Jim Knous was all smiles after putting out on the 18th green during the final round of the Butterfield Bermuda Championship.
ALL of the strong work, and the rewards that come with it, seemed to be slipping away for Jim Knous on Sunday in the Butterfield Bermuda Championship. Through nine holes, he was four over par for the day and looking at a worst-case scenario.
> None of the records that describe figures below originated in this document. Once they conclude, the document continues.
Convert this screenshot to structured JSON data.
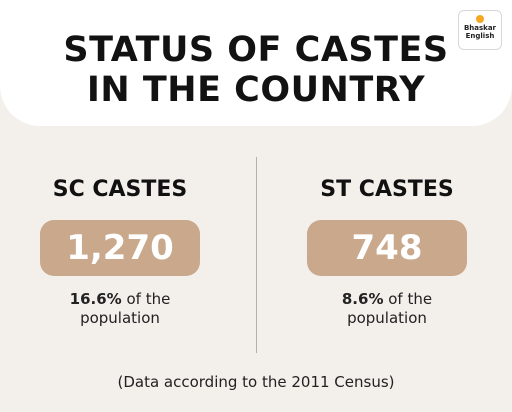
{
  "header": {
    "title_line1": "STATUS OF CASTES",
    "title_line2": "IN THE COUNTRY",
    "logo": {
      "line1": "Bhaskar",
      "line2": "English",
      "icon": "sun-dot-icon",
      "color": "#f5a623"
    }
  },
  "columns": [
    {
      "title": "SC CASTES",
      "count": "1,270",
      "percent": "16.6%",
      "note_rest": " of the",
      "note_line2": "population"
    },
    {
      "title": "ST CASTES",
      "count": "748",
      "percent": "8.6%",
      "note_rest": " of the",
      "note_line2": "population"
    }
  ],
  "footer": {
    "text": "(Data according to the 2011 Census)"
  },
  "colors": {
    "background": "#f3efea",
    "header": "#ffffff",
    "pill": "#c9a88c",
    "text": "#111111"
  }
}
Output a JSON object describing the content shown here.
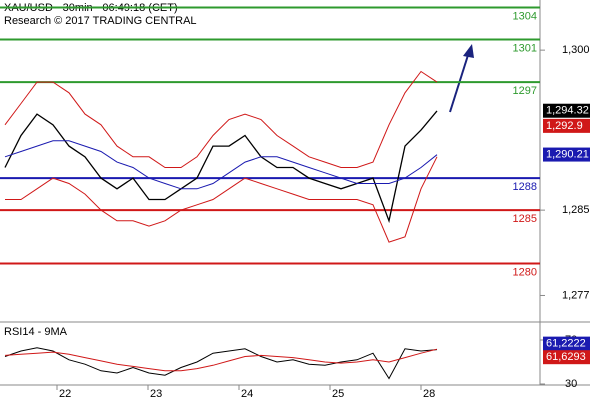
{
  "chart_data": {
    "type": "line",
    "title": "XAU/USD - 30min - 06:49:18 (CET)",
    "subtitle": "Research © 2017 TRADING CENTRAL",
    "ylim": [
      1274.7,
      1304.7
    ],
    "yticks": [
      {
        "value": 1300,
        "label": "1,300"
      },
      {
        "value": 1285,
        "label": "1,285"
      },
      {
        "value": 1277,
        "label": "1,277"
      }
    ],
    "xlabels": [
      "22",
      "23",
      "24",
      "25",
      "28"
    ],
    "levels": [
      {
        "value": 1304,
        "color": "#2e9a2e"
      },
      {
        "value": 1301,
        "color": "#2e9a2e"
      },
      {
        "value": 1297,
        "color": "#2e9a2e"
      },
      {
        "value": 1288,
        "color": "#1a1ab0"
      },
      {
        "value": 1285,
        "color": "#d01818"
      },
      {
        "value": 1280,
        "color": "#d01818"
      }
    ],
    "price_labels": [
      {
        "value": 1294.32,
        "label": "1,294.32",
        "color": "#000000"
      },
      {
        "value": 1292.9,
        "label": "1,292.9",
        "color": "#d01818"
      },
      {
        "value": 1290.21,
        "label": "1,290.21",
        "color": "#1a1ab0"
      }
    ],
    "series": [
      {
        "name": "price",
        "color": "#000000",
        "values": [
          1289,
          1292,
          1294,
          1293,
          1291,
          1290,
          1288,
          1287,
          1288,
          1286,
          1286,
          1287,
          1288,
          1291,
          1291,
          1292,
          1290,
          1289,
          1289,
          1288,
          1287.5,
          1287,
          1287.5,
          1288,
          1284,
          1291,
          1292.5,
          1294.3
        ]
      },
      {
        "name": "ma",
        "color": "#1a1ab0",
        "values": [
          1290,
          1290.5,
          1291,
          1291.5,
          1291.5,
          1291,
          1290.5,
          1289.5,
          1289,
          1288,
          1287.5,
          1287,
          1287,
          1287.5,
          1288.5,
          1289.5,
          1290,
          1290,
          1289.5,
          1289,
          1288.5,
          1288,
          1287.5,
          1287.5,
          1287.5,
          1288,
          1289,
          1290.2
        ]
      },
      {
        "name": "upper",
        "color": "#d01818",
        "values": [
          1293,
          1295,
          1297,
          1297,
          1296,
          1294,
          1293,
          1291,
          1290,
          1290,
          1289,
          1289,
          1290,
          1292,
          1293.5,
          1294,
          1293.5,
          1292,
          1291,
          1290,
          1289.5,
          1289,
          1289,
          1289.5,
          1293,
          1296,
          1298,
          1297
        ]
      },
      {
        "name": "lower",
        "color": "#d01818",
        "values": [
          1286,
          1286,
          1287,
          1288,
          1287.5,
          1286.5,
          1285,
          1284,
          1284,
          1283.5,
          1284,
          1285,
          1285.5,
          1286,
          1287,
          1288,
          1287.5,
          1287,
          1286.5,
          1286,
          1286,
          1286,
          1286,
          1285.5,
          1282,
          1282.5,
          1287,
          1290
        ]
      }
    ],
    "rsi": {
      "title": "RSI14 - 9MA",
      "ylim": [
        20,
        83.6
      ],
      "yticks": [
        70,
        30
      ],
      "values": [
        55,
        60,
        63,
        60,
        52,
        48,
        42,
        40,
        45,
        40,
        38,
        45,
        50,
        58,
        60,
        62,
        55,
        50,
        52,
        48,
        47,
        50,
        52,
        58,
        35,
        62,
        60,
        61.2222
      ],
      "ma": [
        56,
        57,
        58,
        59,
        57,
        54,
        51,
        48,
        46,
        44,
        42,
        42,
        44,
        47,
        51,
        55,
        56,
        55,
        54,
        52,
        50,
        49,
        50,
        52,
        50,
        54,
        58,
        61.6293
      ],
      "color": "#000000",
      "ma_color": "#d01818",
      "labels": [
        {
          "value": 61.2222,
          "label": "61,2222",
          "color": "#1a1ab0"
        },
        {
          "value": 61.6293,
          "label": "61,6293",
          "color": "#d01818"
        }
      ]
    }
  }
}
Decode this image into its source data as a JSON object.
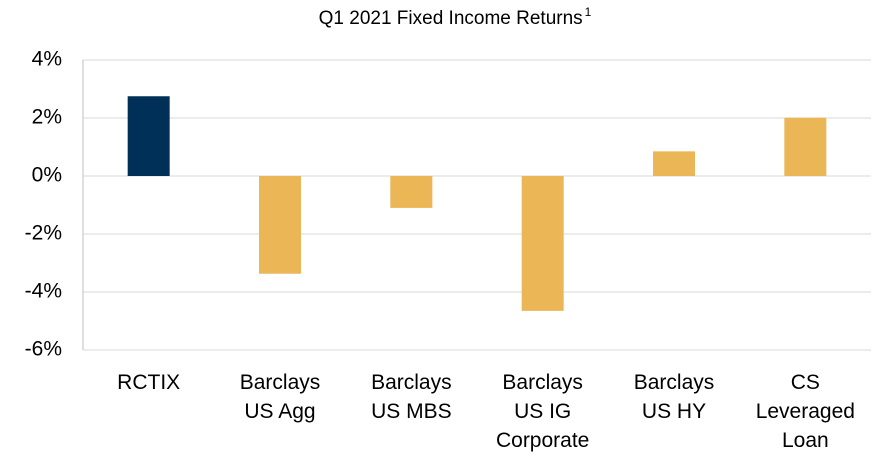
{
  "chart_data": {
    "type": "bar",
    "title": "Q1 2021 Fixed Income Returns",
    "title_note": "1",
    "categories": [
      [
        "RCTIX"
      ],
      [
        "Barclays",
        "US Agg"
      ],
      [
        "Barclays",
        "US MBS"
      ],
      [
        "Barclays",
        "US IG",
        "Corporate"
      ],
      [
        "Barclays",
        "US HY"
      ],
      [
        "CS",
        "Leveraged",
        "Loan"
      ]
    ],
    "values": [
      2.75,
      -3.37,
      -1.1,
      -4.65,
      0.85,
      2.01
    ],
    "colors": [
      "#003057",
      "#ebb655",
      "#ebb655",
      "#ebb655",
      "#ebb655",
      "#ebb655"
    ],
    "ylim": [
      -6,
      4
    ],
    "yticks": [
      {
        "value": -6,
        "label": "-6%"
      },
      {
        "value": -4,
        "label": "-4%"
      },
      {
        "value": -2,
        "label": "-2%"
      },
      {
        "value": 0,
        "label": "0%"
      },
      {
        "value": 2,
        "label": "2%"
      },
      {
        "value": 4,
        "label": "4%"
      }
    ],
    "grid": true
  }
}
The 31-year-old, playing his last event on a major medical extension, entered the week needing to finish tied for 67th or better to retain conditional status on the PGA Tour for the 2021-22 season. He nearly didn’t make the weekend at Port Royal, but closed with a birdie on Friday to make the cut on the number. A solid third-round 69 put him at T-56, two shots inside the bubble.
Then he was decidedly outside the bubble again after opening with a 39 on Sunday after starting on the 10th hole.
“Just dug myself into a deep hole,” Knous said. “Your mind kind of goes all the wrong places. But I just told myself we’re going to do this.”
In the rain and wind, Knous made three birdies against a bogey on the back nine, including a birdie on his 18th hole, to shoot one-over 72. That put him at one-under total and in a tie for 57th. Those who finished tied for 67th were three over.
“The greatest top-60 of all time,” an ecstatic Knous said after the round, having also earned $14,885 for his efforts.
“I just kept fighting and just proud to have done it. Proud to fight back on that second nine, make some birdies in tough conditions and leave Bermuda with some sort of status on the PGA Tour.
“I’m going to celebrate with my caddie and my friends tonight and then my family when I get home. Then it’s back to work; job’s not done. Obviously conditional status—the ones I get in I have to be ready, and I plan to be ready and go low and have chances.”
Hindered by a right wrist injury last season, Knous (pronounced Koh-NOUSE) contended in the PGA Tour’s 2021-22 season opener in Napa, California. Unfortunately, he struggled on Sunday with a 74 to drop to T-11, putting huge stakes on his final medical start in Bermuda.
As hard as he tried before the round on Sunday, Knous couldn’t put out of his mind what the day might mean to furthering a career in which he’s had only top-10 finish in 25 career PGA Tour starts.
“The emotions were going crazy today,” Knous said. “I was running through all the scenarios in my head, which is exactly what you don’t want to do. But it’s hard to block those out. Once that first tee ball was in the air, it was game time, everything kind of pushed to the back in my mind, so I was just able to focus on golf.”
The nerves, however, lasted until the final putt on the last green. “I knew making birdie would be great and would vault me up the leader board a little bit,” Knous said. “I saw T-61 on the tee when I teed off, so I said, ‘I don’t know about that.’ I said,’Let’s make a par and I’m going to try to make this birdie putt just like any other putt, I’m going to try to make it.’ Luckily, rolled it in. I was so ecstatic to see it go in. And relief, too. A lot of relief.”